I would say that I was able to complete the program – the completion of the scientific enlightenment because I was lucky enough to live in an era of software programming, and lucky enough to understand how the philosophers of the nineteenth and twentieth century failed, because of that ‘odd’ exposure. If I had to say who was most influential it would be popper’s inability to complete his program, mises error in miscasting praxeology, hoppe’s success in using property as a unit of commensurability despite the error in his dependence upon kantian rationalism; and the observation that hayek came very close in his work on the law, but for his reliance ( like so many others) upon is perception of psychology rather than the computability and cognitive science that we have today. But that I was most able to articulate the argument clearly by combining those failures with the near successes of Hilbert,Brouwer, Bridgman in other fields.

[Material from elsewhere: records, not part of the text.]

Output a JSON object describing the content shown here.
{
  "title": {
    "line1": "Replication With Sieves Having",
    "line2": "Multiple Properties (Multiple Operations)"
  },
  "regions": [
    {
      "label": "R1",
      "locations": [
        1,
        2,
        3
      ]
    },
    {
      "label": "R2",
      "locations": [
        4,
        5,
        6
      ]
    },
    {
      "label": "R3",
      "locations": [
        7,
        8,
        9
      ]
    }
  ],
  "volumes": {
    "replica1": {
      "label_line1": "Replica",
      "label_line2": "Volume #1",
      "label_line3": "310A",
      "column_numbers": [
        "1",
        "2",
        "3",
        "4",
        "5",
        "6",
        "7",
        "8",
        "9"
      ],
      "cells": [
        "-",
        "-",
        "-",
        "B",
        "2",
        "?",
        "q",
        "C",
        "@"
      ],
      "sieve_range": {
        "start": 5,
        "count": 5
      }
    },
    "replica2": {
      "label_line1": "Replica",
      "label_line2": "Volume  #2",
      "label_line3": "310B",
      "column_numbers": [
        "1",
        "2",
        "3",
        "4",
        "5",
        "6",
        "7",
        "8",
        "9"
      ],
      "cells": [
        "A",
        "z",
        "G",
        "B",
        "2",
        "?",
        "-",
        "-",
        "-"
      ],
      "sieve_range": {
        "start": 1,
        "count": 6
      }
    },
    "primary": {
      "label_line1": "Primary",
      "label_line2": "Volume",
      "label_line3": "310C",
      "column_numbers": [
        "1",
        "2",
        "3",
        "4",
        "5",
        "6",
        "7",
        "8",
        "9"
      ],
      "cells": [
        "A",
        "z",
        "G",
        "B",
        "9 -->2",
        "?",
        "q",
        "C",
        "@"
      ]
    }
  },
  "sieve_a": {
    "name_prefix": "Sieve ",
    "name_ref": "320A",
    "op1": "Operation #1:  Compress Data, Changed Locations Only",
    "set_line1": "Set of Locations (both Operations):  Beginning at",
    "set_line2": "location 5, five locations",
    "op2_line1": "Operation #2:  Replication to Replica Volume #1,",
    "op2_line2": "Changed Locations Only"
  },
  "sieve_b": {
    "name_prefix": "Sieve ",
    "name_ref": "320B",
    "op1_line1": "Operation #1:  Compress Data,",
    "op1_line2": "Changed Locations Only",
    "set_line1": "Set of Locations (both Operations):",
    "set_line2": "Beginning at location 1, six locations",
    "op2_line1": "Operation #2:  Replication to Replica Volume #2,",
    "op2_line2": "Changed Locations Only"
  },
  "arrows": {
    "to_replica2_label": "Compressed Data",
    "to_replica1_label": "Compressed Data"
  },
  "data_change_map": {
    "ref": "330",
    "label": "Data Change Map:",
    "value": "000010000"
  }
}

I think aside from (a) programming, (b) we have sufficient information about the failings of mathematics in modeling (Not describing) economic phenomenon, (c) we have exceptional information on cognitive science and genetics (d) we have enough evidence of voting patterns under democracy, and (e) it is finally possible because of the internet to access information rapidly enough that if one works very hard it is possible to master multiple fields in one human lifetime.
So my ability to complete the program and provide the Wilsonian Synthesis ( solve the unification of science, biology, philosophy, ethics, law, economics, and politics,) was due largely to existing at the right point in time, with so many men who ca me so close just one or two or three generations before me.
Unfortunately, this is going to be one of those issues just like reason (aristotle) , rationalism (Descartes) and epiricism (Bacon, locke smith hume, darwin, menger, maxwell, spencer etc ) that is going to be as unpleasant to adapt to.